Shadow fleets of oil tankers are growing larger, paradoxically driven by heavier sanctions levied by Western nations on Russian and Iranian oil operations, Reuters reports, citing commodity outfit Trafigura’s chief economist Saad Rahim.
Shadow fleet pressure is constant: The US sanctioned 20 entities and 10 vessels for their alleged role in Iran’s crude and petrochemicals trade as recently as last month, and threatened further tariffs against Moscow to pressure Russia into agreeing to a ceasefire in Ukraine.
While this constant pressure has slowed shadow fleets’ growth rate, their absolute size is still bigger than it was before sanctions, with operators more efficiently replacing blacklisted vessels with new ones, Rahim is quoted as saying.

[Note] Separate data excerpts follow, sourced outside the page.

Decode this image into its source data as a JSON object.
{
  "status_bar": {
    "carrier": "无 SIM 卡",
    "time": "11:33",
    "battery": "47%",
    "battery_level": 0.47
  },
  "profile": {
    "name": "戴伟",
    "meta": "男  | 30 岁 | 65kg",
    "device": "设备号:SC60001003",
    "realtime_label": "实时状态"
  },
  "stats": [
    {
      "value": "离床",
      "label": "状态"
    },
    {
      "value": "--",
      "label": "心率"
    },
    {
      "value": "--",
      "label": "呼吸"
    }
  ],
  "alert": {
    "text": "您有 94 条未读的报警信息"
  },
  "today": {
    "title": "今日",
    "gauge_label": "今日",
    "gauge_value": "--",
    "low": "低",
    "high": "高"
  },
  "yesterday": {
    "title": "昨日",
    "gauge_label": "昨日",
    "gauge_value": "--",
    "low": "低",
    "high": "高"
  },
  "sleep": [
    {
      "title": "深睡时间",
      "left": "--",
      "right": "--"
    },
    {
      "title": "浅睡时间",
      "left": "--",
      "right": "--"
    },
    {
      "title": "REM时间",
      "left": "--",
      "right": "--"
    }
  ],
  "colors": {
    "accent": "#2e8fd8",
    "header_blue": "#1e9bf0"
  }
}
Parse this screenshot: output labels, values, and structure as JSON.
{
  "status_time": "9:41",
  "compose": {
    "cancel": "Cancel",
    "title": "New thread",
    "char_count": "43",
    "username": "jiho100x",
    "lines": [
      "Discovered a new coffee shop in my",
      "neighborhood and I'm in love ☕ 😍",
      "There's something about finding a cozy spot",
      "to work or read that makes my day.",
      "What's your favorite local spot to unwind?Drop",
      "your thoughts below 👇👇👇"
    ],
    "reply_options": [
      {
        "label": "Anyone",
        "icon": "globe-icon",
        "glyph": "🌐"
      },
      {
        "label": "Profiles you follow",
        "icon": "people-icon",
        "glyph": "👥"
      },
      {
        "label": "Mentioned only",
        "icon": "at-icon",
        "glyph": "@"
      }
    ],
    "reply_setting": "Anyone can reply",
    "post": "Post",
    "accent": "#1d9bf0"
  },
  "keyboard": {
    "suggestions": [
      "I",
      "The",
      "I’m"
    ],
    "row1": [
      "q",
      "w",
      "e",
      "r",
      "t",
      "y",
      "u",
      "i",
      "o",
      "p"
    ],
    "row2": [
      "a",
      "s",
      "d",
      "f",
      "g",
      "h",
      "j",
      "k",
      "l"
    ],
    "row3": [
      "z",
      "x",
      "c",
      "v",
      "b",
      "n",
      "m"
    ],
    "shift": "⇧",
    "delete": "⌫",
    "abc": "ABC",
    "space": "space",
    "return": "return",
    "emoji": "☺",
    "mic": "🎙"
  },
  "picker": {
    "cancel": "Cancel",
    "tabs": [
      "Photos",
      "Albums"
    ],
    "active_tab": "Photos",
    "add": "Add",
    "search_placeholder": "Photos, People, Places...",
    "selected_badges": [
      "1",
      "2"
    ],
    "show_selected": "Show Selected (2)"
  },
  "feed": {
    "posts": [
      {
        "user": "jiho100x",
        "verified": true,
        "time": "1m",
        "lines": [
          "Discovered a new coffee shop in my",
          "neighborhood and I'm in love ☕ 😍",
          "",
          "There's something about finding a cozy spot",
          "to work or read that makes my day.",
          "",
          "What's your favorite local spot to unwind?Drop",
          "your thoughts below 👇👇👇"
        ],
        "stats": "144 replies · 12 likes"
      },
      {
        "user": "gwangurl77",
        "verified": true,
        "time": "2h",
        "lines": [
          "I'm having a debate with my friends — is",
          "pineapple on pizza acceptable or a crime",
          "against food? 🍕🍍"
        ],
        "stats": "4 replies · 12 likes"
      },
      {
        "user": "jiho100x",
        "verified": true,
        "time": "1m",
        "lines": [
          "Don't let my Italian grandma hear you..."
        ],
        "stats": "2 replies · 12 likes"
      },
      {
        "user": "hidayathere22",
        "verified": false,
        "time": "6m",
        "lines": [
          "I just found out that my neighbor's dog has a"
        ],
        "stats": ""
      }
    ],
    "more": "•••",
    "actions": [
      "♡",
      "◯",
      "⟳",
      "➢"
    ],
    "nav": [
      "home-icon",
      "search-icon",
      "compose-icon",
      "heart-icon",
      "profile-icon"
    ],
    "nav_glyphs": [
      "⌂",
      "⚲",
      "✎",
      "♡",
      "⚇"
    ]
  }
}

REMEMBER- Shadow fleet operators are kind of resourceful: Tactics to evade sanctions have been evolving, with players like Iran embracing smaller and more agile tankers — specifically Aframax and Suezmax vessels — to transport its crude to ports with shallow berths that are less known and largely not wary of the impact of US sanctions. Ship-to-ship transfers have also been used to skirt monitoring — driving an 86% m-o-m surge in Iranian oil exports to China last March, despite successive sanction waves on its trade operations at the time.